DPRD Jabar Kawal Pembangunan Jalan Kertawangun Cirebon-Kuningan 2026
Anggota DPRD Jawa Barat mengawal pembangunan jalan penghubung Desa Kertawangun Cirebon dan Kuningan, menindaklanjuti usulan untuk masuk anggaran daerah tahun 2026.

Cirebon, 19 Mei 2026 — Anggota Dewan Perwakilan Rakyat Daerah (DPRD) Jawa Barat Ratnawati memastikan komitmen untuk mengawal pembangunan jalan penghubung antara Desa Kertawangun, Kecamatan Sedong, Kabupaten Cirebon dan Desa Babakan Jati, Kabupaten Kuningan. Usulan proyek infrastruktur jalan lintas daerah ini telah diperjuangkan selama beberapa tahun oleh berbagai pihak terkait.
Latar Belakang Usulan Proyek
Usulan pembangunan akses jalan lintas daerah ini pertama kali diajukan melalui DPRD Kabupaten Cirebon beberapa tahun lalu. Saat ini, usulan proyek sedang ditelusuri kembali oleh tim Dinas Pekerjaan Umum dan Perumahan Rakyat (DPUTR) Kabupaten Cirebon untuk memastikan apakah masuk dalam rencana penganggaran tahun 2026.
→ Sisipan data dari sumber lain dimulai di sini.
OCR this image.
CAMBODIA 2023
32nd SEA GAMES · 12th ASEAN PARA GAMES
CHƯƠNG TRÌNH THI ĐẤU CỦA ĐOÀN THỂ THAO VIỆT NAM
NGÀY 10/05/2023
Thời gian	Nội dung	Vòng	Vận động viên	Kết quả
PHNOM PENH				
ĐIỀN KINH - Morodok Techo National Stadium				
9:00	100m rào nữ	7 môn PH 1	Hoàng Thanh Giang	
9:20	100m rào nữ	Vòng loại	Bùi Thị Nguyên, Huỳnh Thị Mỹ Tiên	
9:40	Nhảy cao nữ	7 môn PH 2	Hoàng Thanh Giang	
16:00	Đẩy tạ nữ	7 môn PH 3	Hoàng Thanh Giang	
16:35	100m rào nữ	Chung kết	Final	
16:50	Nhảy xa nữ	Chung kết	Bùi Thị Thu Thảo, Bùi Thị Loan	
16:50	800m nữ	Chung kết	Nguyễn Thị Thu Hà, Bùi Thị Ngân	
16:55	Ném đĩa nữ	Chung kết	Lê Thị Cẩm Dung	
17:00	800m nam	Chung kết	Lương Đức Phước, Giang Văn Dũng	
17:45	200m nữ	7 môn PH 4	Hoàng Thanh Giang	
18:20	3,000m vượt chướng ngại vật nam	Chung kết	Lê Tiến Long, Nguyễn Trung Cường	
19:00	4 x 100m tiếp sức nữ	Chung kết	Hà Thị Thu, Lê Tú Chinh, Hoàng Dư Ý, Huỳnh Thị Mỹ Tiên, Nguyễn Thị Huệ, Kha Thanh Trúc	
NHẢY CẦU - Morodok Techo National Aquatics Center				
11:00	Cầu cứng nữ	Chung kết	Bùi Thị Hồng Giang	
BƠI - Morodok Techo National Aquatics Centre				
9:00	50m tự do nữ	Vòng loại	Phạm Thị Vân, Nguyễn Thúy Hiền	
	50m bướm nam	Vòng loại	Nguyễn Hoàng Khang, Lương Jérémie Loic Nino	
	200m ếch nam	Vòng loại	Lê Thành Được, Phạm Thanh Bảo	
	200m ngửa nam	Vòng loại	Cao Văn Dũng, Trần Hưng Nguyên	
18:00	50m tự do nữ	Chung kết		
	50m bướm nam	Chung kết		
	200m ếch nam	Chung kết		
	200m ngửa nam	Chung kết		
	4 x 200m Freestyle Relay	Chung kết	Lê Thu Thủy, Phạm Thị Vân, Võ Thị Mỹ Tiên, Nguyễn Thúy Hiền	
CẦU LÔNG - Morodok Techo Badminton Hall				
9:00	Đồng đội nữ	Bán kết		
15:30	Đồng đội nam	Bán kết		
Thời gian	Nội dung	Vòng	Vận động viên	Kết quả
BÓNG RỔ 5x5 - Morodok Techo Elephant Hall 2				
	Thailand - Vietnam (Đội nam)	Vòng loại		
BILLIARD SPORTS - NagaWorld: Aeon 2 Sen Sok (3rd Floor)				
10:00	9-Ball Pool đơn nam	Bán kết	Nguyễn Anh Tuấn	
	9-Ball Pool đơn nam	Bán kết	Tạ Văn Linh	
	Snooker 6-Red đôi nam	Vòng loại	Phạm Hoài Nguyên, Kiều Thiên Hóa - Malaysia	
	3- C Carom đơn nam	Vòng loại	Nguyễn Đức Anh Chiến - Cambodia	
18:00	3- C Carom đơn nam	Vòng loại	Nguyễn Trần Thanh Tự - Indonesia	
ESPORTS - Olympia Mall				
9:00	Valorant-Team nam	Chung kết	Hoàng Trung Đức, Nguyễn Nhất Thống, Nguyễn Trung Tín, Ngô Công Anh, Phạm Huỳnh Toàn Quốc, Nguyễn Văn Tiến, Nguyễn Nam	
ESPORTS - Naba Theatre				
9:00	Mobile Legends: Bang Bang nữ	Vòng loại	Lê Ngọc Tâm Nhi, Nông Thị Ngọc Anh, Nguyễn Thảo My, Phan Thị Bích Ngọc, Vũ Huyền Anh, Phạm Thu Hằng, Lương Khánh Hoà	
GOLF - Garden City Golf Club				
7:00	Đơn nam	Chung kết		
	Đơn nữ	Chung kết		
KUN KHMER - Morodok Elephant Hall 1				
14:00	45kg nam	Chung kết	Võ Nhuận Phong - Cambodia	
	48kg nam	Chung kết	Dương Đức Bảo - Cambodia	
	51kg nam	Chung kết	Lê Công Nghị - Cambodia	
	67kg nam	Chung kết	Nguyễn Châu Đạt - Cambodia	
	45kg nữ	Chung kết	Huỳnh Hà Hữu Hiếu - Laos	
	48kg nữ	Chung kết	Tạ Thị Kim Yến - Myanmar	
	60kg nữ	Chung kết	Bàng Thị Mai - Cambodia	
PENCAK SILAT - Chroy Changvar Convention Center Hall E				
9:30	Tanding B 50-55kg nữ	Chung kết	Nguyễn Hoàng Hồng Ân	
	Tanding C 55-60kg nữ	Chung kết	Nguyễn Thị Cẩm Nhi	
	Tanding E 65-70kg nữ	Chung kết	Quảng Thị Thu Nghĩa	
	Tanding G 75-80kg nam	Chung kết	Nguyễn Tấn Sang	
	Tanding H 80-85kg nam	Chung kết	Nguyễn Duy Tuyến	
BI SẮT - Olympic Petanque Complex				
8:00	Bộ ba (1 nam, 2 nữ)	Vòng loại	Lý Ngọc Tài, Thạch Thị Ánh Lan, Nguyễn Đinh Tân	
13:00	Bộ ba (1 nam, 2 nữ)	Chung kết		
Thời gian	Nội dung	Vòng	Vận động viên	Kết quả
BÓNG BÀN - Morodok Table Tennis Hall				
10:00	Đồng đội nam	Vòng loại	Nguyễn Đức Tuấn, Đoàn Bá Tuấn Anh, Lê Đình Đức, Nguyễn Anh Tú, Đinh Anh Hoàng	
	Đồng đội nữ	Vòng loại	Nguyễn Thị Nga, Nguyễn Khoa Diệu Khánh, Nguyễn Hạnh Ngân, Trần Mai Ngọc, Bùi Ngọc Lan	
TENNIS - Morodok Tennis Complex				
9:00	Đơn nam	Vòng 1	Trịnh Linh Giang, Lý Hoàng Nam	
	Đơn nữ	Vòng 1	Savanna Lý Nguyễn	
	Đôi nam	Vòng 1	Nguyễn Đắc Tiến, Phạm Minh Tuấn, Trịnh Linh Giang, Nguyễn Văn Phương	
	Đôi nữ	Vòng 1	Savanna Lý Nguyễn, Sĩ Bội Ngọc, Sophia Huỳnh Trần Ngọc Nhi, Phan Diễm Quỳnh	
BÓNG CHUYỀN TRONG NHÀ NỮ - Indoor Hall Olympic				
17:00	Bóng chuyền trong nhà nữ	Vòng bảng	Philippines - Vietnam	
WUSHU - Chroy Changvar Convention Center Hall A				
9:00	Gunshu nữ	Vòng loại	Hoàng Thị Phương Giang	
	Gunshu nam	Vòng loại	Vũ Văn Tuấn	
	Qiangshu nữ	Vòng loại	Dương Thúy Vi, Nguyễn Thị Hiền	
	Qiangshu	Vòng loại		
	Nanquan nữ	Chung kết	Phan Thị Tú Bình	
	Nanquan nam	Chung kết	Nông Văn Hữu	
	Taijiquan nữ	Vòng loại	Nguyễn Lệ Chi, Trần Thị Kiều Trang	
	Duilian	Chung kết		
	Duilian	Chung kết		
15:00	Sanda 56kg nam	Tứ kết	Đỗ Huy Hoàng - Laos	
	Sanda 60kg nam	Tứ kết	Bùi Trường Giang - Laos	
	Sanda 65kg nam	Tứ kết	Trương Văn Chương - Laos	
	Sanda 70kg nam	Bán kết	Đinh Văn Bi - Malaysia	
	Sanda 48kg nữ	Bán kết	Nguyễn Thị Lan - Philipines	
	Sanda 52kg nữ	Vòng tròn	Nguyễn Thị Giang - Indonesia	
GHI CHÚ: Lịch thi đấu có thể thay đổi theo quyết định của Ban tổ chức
"Kalau belum masuk di provinsi, nanti akan kami dorong ke pusat supaya penanganannya bisa lebih cepat," ujar Ratnawati dalam keterangan resmi di Cirebon, Selasa (19 Mei 2026).
Pentingnya Akses Jalan untuk Konektivitas dan Ekonomi Lokal
Ratnawati menekankan bahwa keberadaan jalan penghubung antara Kabupaten Cirebon dan Kuningan bukan hanya untuk kepentingan satu desa, tetapi menyangkut masyarakat di kedua wilayah. Akses jalan yang lebih baik diharapkan dapat membuka konektivitas antarwilayah desa, mendukung distribusi hasil pertanian, serta meningkatkan aktivitas ekonomi warga lokal. "Jalan ini bukan hanya dipakai satu desa, tetapi menyangkut kepentingan masyarakat lintas daerah," tambahnya. Dalam pertemuan dengan warga dan pemerintah desa, pihak terkait menyampaikan bahwa pembangunan akses jalan lintas wilayah sangat dibutuhkan untuk menunjang mobilitas sehari-hari masyarakat serta memperlancar perekonomian desa.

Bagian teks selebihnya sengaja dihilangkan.